Accounting standards require or enable companies to present income and expense items that are not likely to recur in the future separately from those which are expected to continue in the future.
Discontinued operations
Both IFRS and US GAAP require companies to present the effects of discontinued operations separately. A discontinued operation can be broadly described as a business, or a component thereof, that the organization has already discontinued or plans to discontinue.
IFRSs require material and/or relevant items to be disclosed separately. Under US GAAP, unusual or infrequent items are included in continuing operations but disclosed separately. Such bifurcation is useful is an assessment of what constitutes a company’s core recurring operating expenses and which items are of unusual or infrequent nature, such as gains from asset disposals, unusual receipts from winning a legal case, restructuring costs, etc.
Impact of changes in accounting estimates and policies
Changes in accounting policies result either from new standards or from adoption by the entity of an alternative method allowed by the existing standards. Many new standards require companies to comply with the standard prospectively (for future periods), however, some many require retrospective (historical) adjustment.

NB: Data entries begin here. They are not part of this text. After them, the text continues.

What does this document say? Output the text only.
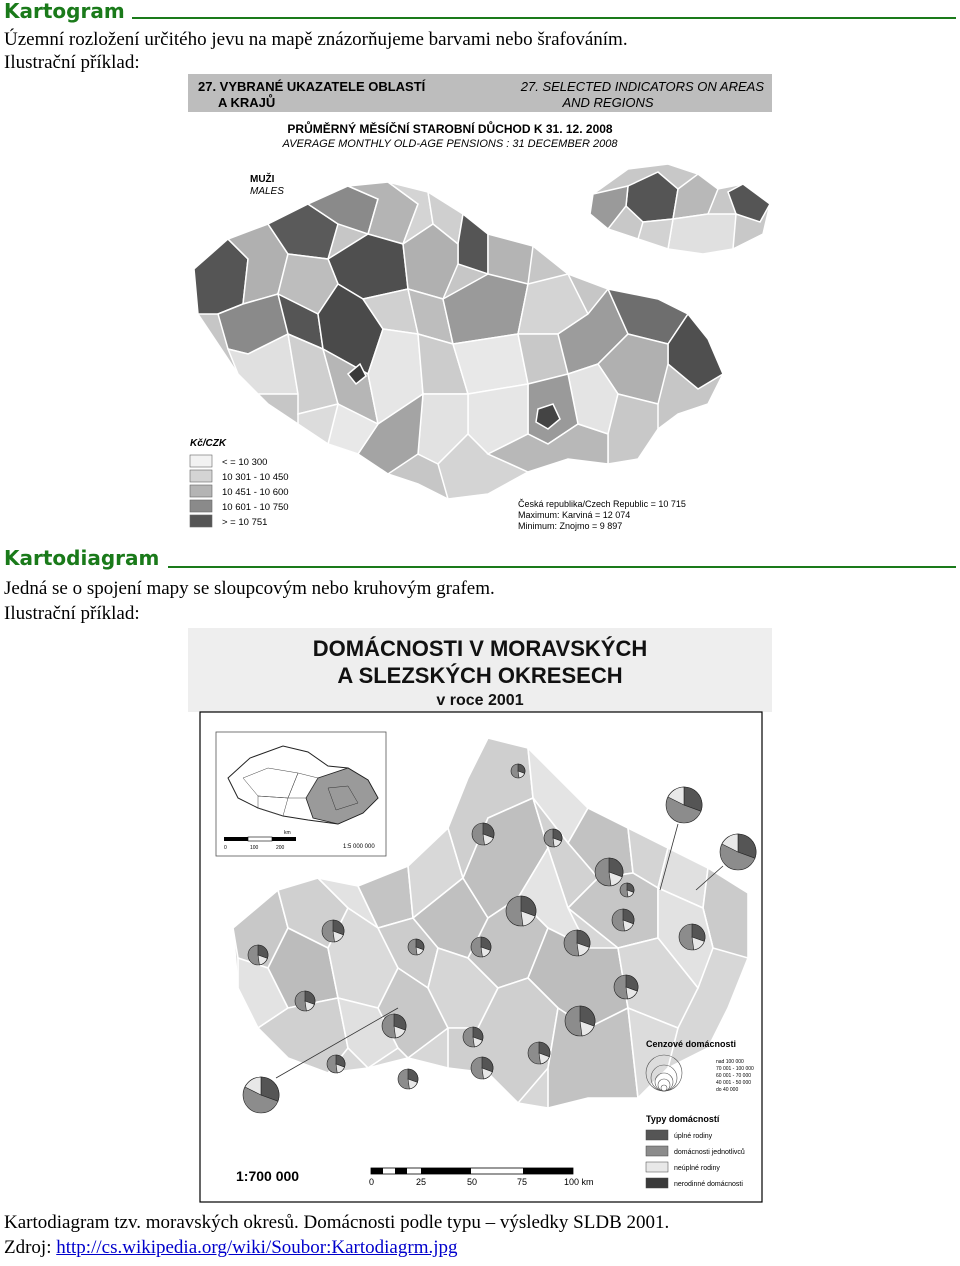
Kartogram
Územní rozložení určitého jevu na mapě znázorňujeme barvami nebo šrafováním.
Ilustrační příklad:
27. VYBRANÉ UKAZATELE OBLASTÍ
A KRAJŮ
27. SELECTED INDICATORS ON AREAS
AND REGIONS
PRŮMĚRNÝ MĚSÍČNÍ STAROBNÍ DŮCHOD K 31. 12. 2008
AVERAGE MONTHLY OLD-AGE PENSIONS : 31 DECEMBER 2008
MUŽI
MALES
Kč/CZK
< = 10 300
10 301 - 10 450
10 451 - 10 600
10 601 - 10 750
> = 10 751
Česká republika/Czech Republic = 10 715
Maximum: Karviná = 12 074
Minimum: Znojmo = 9 897
Kartodiagram
Jedná se o spojení mapy se sloupcovým nebo kruhovým grafem.
Ilustrační příklad:
DOMÁCNOSTI V MORAVSKÝCH
A SLEZSKÝCH OKRESECH
v roce 2001
0	100	200
km
1:5 000 000
Cenzové domácnosti
nad 100 000
70 001 - 100 000
60 001 - 70 000
40 001 - 50 000
do 40 000
Typy domácností
úplné rodiny
domácnosti jednotlivců
neúplné rodiny
nerodinné domácnosti
1:700 000	0	25	50	75	100 km
Kartodiagram tzv. moravských okresů. Domácnosti podle typu – výsledky SLDB 2001.
Zdroj: http://cs.wikipedia.org/wiki/Soubor:Kartodiagrm.jpg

If a company changes an accounting policy itself, it is required to restate prior year comparative results to present the financial statements as if the new policy has been applied all along. In contrast, changes in accounting estimates are always adjusted prospectively. A restatement is also required when a material error related to prior period financial statements is discovered.
Non-operating items
IFRS provides no guidance on what an operating activity is. However, under US GAAP, operating activities generally involve producing and delivering goods, and providing services. These include all transactions not included in investing or financing activities.

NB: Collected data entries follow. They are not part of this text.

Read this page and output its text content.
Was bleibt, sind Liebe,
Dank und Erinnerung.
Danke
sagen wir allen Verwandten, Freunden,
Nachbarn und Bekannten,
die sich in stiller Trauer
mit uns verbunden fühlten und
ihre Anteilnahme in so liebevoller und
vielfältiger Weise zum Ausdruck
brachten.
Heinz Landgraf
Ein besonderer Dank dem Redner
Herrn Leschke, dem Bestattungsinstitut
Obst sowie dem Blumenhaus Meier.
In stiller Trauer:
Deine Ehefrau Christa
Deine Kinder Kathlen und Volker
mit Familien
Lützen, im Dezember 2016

The context is important because different companies have different operating activities. For example, a non-financial company would present any interest income as non-operating, but a bank would show it as operating, and so on. Companies typically show interest expense separately so that analysts can compare it to the company’s debt obligation.
IFRS allows interest and dividends received as either operating or investing, but US GAAP requires them to be presented as operating in nature. Similarly, UG GAAP interest paid is operating, while dividends paid are financing, but under IFRS interest and dividends paid are either operating or financing in nature.